SecOps Engineer

We are looking for a hands-on Security Operations Engineer to own and evolve our security posture across infrastructure, endpoints, and internal systems. You will be the primary driver of day-to-day security operations — from managing protective tooling to responding to incidents and coordinating audits. This is a high-ownership role with direct impact on how the company detects, responds to, and prevents security threats.

Responsibilities:

• Security Systems Management Own the configuration, maintenance, and continuous improvement of security tooling across the organization — including DLP (Data Loss Prevention), MDM (Mobile Device Management), SIEM, and endpoint protection platforms. Ensure policies are enforced, coverage is complete, and tooling stays current with evolving threats and business needs.

• Incident Management Act as the first responder for security incidents: triage alerts, investigate root causes, coordinate containment and remediation, and produce clear post-mortem reports. Build and refine runbooks and playbooks to reduce response time and improve team readiness over time.

• Infrastructure Security Partner with DevOps and Engineering teams to embed security across cloud infrastructure, Kubernetes workloads, CI/CD pipelines, and network layers. Conduct regular reviews of IAM policies, secrets management, network segmentation, and access controls to identify and close gaps before they become incidents.

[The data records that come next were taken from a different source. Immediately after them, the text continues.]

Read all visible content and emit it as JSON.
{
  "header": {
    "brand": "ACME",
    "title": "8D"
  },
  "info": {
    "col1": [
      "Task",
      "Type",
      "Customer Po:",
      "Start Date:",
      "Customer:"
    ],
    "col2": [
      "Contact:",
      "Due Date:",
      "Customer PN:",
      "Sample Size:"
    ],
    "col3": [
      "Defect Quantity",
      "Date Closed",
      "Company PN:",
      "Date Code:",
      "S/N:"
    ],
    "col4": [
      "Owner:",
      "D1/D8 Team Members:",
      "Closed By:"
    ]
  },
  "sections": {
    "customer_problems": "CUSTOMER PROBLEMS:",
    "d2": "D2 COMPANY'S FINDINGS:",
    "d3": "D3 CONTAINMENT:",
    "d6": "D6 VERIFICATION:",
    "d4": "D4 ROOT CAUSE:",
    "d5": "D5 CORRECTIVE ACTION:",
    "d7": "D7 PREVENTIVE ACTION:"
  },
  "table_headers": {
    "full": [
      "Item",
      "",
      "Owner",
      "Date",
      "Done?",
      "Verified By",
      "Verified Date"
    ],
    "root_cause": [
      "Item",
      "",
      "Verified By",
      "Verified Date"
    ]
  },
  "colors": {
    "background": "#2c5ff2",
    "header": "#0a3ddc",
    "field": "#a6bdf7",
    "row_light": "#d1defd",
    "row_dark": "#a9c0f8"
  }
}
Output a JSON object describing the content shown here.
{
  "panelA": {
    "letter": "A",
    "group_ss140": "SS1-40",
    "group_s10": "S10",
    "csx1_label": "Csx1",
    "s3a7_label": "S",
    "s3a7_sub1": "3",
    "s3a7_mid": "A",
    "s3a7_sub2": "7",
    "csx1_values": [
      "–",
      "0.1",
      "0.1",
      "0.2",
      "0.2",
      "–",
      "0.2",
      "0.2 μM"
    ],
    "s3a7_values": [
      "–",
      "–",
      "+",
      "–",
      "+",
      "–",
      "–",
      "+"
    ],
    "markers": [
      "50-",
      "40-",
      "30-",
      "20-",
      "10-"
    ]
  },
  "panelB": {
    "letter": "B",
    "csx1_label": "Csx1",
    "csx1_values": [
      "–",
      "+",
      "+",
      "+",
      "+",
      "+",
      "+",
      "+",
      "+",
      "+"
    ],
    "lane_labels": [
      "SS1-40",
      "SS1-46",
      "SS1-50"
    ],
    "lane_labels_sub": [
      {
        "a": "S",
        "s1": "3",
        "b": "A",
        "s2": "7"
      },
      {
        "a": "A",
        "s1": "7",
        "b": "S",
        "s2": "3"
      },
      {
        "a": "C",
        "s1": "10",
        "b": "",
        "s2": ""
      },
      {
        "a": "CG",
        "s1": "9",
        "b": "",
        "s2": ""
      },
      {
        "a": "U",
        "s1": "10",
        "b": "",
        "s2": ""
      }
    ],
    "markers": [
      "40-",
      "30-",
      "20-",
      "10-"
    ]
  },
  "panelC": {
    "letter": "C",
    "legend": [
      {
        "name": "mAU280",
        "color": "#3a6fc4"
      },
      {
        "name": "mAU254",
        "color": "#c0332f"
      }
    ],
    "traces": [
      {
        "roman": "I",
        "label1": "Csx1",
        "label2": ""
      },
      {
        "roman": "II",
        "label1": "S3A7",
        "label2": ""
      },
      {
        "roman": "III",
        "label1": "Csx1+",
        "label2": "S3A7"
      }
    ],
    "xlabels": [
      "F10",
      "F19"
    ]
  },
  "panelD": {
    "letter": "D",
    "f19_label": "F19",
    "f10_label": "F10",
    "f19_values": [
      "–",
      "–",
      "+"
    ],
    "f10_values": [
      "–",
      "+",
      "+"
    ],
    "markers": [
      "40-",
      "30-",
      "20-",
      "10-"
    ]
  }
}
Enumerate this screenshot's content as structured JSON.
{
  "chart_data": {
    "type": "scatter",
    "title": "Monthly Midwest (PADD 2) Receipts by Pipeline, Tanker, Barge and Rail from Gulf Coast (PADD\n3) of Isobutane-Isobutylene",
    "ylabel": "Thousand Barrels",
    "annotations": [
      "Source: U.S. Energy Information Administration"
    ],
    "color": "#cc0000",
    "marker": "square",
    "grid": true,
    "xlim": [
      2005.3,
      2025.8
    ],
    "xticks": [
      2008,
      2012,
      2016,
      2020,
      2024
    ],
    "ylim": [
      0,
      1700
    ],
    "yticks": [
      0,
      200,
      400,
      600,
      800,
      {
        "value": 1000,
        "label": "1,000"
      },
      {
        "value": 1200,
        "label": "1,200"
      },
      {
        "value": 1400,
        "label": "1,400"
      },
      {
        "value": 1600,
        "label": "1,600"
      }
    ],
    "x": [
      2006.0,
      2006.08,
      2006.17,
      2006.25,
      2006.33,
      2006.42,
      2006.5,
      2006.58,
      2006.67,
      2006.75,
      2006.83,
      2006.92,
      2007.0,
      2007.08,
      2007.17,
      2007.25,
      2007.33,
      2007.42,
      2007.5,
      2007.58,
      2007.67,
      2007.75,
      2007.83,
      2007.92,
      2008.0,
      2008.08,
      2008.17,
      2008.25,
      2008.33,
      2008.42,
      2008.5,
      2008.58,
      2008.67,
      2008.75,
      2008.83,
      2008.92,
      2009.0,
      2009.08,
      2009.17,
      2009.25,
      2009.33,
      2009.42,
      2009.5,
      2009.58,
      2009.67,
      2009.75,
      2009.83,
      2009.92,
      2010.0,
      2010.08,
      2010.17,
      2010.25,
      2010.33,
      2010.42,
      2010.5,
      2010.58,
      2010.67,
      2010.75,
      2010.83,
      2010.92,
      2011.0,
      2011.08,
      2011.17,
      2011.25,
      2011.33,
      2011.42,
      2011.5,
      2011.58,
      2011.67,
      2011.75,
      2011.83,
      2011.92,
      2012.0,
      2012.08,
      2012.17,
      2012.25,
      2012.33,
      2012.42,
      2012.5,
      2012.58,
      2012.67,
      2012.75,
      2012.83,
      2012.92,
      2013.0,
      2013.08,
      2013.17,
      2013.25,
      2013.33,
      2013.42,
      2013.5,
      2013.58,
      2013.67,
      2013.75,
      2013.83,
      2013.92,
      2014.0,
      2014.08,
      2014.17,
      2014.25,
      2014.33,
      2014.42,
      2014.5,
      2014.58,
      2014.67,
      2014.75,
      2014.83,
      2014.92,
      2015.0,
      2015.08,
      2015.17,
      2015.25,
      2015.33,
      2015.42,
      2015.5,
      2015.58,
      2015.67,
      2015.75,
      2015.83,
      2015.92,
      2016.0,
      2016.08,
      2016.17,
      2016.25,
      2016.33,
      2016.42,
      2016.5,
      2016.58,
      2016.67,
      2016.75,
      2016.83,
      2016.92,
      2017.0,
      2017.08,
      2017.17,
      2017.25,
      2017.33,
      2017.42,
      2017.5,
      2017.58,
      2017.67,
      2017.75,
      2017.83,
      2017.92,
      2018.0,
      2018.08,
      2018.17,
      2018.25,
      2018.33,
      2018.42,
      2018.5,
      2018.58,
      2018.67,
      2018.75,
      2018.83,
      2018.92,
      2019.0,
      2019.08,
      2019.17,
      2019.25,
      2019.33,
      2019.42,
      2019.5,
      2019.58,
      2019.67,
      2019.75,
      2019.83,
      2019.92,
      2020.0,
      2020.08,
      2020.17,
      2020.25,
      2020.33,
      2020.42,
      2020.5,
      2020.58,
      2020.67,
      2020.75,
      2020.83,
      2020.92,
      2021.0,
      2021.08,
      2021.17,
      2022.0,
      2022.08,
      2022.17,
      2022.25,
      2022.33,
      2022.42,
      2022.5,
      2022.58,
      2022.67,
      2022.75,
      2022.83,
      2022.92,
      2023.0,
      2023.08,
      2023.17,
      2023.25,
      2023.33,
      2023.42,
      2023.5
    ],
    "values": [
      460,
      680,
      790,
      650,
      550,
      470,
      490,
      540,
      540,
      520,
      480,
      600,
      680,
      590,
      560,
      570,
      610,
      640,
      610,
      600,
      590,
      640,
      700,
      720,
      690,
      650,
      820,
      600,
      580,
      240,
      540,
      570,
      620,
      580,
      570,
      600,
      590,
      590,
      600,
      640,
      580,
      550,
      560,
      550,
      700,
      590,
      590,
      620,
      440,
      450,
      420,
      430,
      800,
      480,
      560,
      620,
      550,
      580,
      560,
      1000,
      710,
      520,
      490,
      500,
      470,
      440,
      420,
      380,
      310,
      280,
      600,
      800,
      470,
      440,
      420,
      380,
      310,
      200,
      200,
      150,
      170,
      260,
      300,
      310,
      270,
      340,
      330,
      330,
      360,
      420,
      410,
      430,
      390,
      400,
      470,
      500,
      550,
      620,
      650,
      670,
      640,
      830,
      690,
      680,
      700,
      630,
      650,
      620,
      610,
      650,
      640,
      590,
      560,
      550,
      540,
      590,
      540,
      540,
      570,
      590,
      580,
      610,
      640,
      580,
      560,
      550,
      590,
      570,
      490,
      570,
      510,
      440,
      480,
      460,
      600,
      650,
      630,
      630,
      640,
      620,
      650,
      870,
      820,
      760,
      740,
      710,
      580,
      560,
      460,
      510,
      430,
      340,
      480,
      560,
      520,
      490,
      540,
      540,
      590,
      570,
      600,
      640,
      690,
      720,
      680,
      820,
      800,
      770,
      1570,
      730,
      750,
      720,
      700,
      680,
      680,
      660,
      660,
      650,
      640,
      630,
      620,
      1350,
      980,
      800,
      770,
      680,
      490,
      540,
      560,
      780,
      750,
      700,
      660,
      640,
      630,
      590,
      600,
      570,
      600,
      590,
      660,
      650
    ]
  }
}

• Audit & Penetration Testing Coordinate internal and external security audits, manage relationships with pentest vendors, and track remediation of findings through to closure. Conduct ongoing vulnerability assessments and support compliance activities (SOC 2, ISO 27001, PCI DSS, or equivalent) by maintaining evidence and responding to auditor requests.

Requirements

Security Systems & Tooling

• Hands-on experience administering DLP platforms (Forcepoint, Symantec DLP, Teramind, Nightfall, or similar) — policy authoring, tuning, and alert management

• MDM administration experience: Jamf, Kandji, Microsoft Intune, or equivalent — device enrollment, compliance policies, remote wipe, certificate management

• Familiarity with PAM solutions (CyberArk, HashiCorp Vault, BeyondTrust) and secrets lifecycle management

• Email security tooling: DMARC/DKIM/SPF configuration, anti-phishing platforms (Proofpoint, Mimecast)

Infrastructure & Cloud Security

• Network security fundamentals: firewall rule management, IDS/IPS configuration, zero-trust access models, VPN and ZTNA (Cloudflare Access, Tailscale, Zscaler)

• Infrastructure-as-Code security scanning: Checkov, tfsec, KICS for Terraform/Helm/Kubernetes manifests

Incident Response & Threat Intelligence

• Structured incident response methodology: NIST SP 800-61, PICERL, or equivalent framework

• Digital forensics basics: memory and disk image acquisition, log preservation and chain of custody, timeline reconstruction

• Threat intelligence platforms and feeds: MISP, OpenCTI, VirusTotal, Shodan — IOC enrichment and threat correlation

• Practical knowledge of MITRE ATT&CK framework for detection mapping and adversary emulation

Audit & Vulnerability Management

• Vulnerability scanning and management: Nessus, Qualys, Wiz, Orca Security — prioritization, SLA tracking, and remediation coordination

• Pentest coordination: scoping, managing NDA/RoE, validating findings, tracking remediation through to closure

• Web application security fundamentals: OWASP Top 10, common API vulnerabilities, ability to validate findings from external researchers

Nice to Have

• Experience in fintech, crypto, or another regulated industry

• Relevant certifications: OSCP, CEH, GCIA, GCIH, GWAPT, Security+, CISSP, AWS Security Specialty, or CKS (Certified Kubernetes Security Specialist)

• Compliance frameworks: SOC 2 Type II, ISO 27001, PCI DSS — evidence collection, control mapping, auditor interaction

• Exposure to blockchain-specific security considerations: smart contract audit basics, wallet security, on-chain threat monitoring

• Experience operating or hardening Web3-facing infrastructure

• SIEM deployment and tuning: Splunk, Elastic SIEM, Microsoft Sentinel, or similar — writing detection rules, building dashboards, reducing false positive rates

• Bug bounty program management: HackerOne, Bugcrowd, or equivalent — triage, researcher communication, severity classification

Benefits

• Learning support - courses, English classes, and conferences (up to 100% reimbursement)

• Unique loyalty program - receive corporate digital miners and earn passive income with no investment

• Team culture: retreats in international locations (for example, company apartments in Cyprus).

• Memorable events with wow prizes - we celebrate big occasions in a big way

• “Employee of the Month” award - we recognize and reward our top performers

• Paid leave: up to 28 vacation days +  8 company holidays + 5 personal days per year

• New career tracks - real opportunities to grow into expert or top management roles

• Work-life fit - flexible hours and remote work. You don’t need to chase balance - here, work is a part of life, not the opposite. We aim to make work inspiring, not exhausting. For us, results matter most.